La puerta estaba cerrada., tocó el timbre y nadie le abrió. No se para qué lo tocó, ya sabía que nadie le iba a contestar. Caminó hasta la ventana seguro de que estaría abierta, era lo que siempre hacía, para qué llevar la llave…Pegó un salto y ya estaba adentro, en la cocina. Encendió la luz, cortó un trozo del queso que estaba arriba de la mesa, abrió el pan, agregó una loncha de jamón de la heladera, y empezó a comer mientras recorría la casa, encendiendo a su paso las luces.

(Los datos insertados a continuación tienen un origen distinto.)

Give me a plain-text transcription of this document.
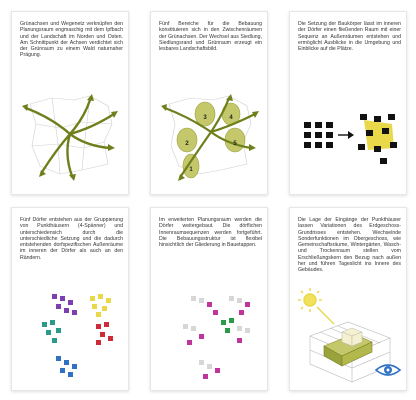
Grünachsen und Wegenetz verknüpfen den Planungsraum engmaschig mit dem Ipfbach und der Landschaft im Norden und Osten. Am Schnittpunkt der Achsen verdichtet sich der Grünraum zu einem Wald naturnaher Prägung.
Fünf Bereiche für die Bebauung konstituieren sich in den Zwischenräumen der Grünachsen. Der Wechsel aus Siedlung, Siedlungsrand und Grünraum erzeugt ein lesbares Landschaftsbild.
1
2
3	4
5
Die Setzung der Baukörper lässt im inneren der Dörfer einen fließenden Raum mit einer Sequenz an Außenräumen entstehen und ermöglicht Ausblicke in die Umgebung und Einblicke auf die Plätze.
Fünf Dörfer entstehen aus der Gruppierung von Punkthäusern (4-Spänner) und unterschiedensich durch die unterschiedliche Setzung und die dadurch entstehenden dorfspezifischen Außenräume im inneren der Dörfer als auch an den Rändern.
Im erweiterten Planungsraum werden die Dörfer weitergebaut. Die dörflichen Innenraumsequenzen werden fortgeführt. Die Bebauungsstruktur ist flexibel hinsichtlich der Gliederung in Bauetappen.
Die Lage der Eingänge der Punkthäuser lassen Variationen des Erdgeschoss-Grundrisses entstehen. Wechselnde Sonderfunktionen im Obergeschoss, wie Gemeinschaftsräume, Wintergärten, Wasch- und Trockenraum stellen vom Erschließungskern den Bezug nach außen her und führen Tageslicht ins Innere des Gebäudes.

Pero no hacía falta, ya sabía todo, dónde la iba a encontrar, la posición exacta…y caminó automáticamente en busca de lo inevitable.
Cuando llegó al living, estaba allí, como si no se hubiera movido desde el día anterior, exactamente en el mismo lugar, cual dibujo sobre la alfombra de lana verde, con el vaso tirado a su lado y una mancha roja que cada día se mojaba y se secaba más tarde, uno y otro día, y otro día, y otro día… La levantó en brazos, la llevó cuidadosamente hasta el dormitorio, la echó sobre la cama, la tapó con una manta y siguió camino hasta su cuarto. Ella no sentía nada, parecía muerta, pero estaba viva, así la encontraba la noche y así la encontraba Gerardo al volver de la facultad más tarde.
Se sentó en la cama, masticando su pan y su vida. Era alto, moreno, ojos grandes y boca fina que había olvidado la sonrisa. Había quedado allá, a orillas del mar, con sus amigos, con sus paseos tan libres sintiendo el viento. Miraba la pared con las fotos, desde allí le sonreía aquella cara de mujer-niña, su amigo corriendo por la playa, él mismo saliendo del agua… La casa, la mujer en la alfombra, la mancha de vino, todo desaparecía y se encontraba de nuevo caminando al lado de las dunas, riendo a la vida, bajo el sol y la lluvia de Carrasco. Y luego vio, como una nube que pasaba por el techo a su amiga en el ómnibus llamándolo y el barco que lo trajo a Buenos Aires y el frío y la lluvia de esta ciudad cuando caminaba buscando trabajo…y de nuevo allí, la imagen tendida, ausente…
Vio todo eso: su vida, la vida que tenía que vivir y, sobre todo, la vida que tenía que gozar. Porque él era así, positivo, sabía disfrutar su existencia tal como venía, sin quejarse jamás, sin pedir nada a nadie, dando su protección, su cariño, a esa mujer enferma que había renunciado a la lucha y al goce, las dos cosas que Gerardo cuidaría no perder jamás.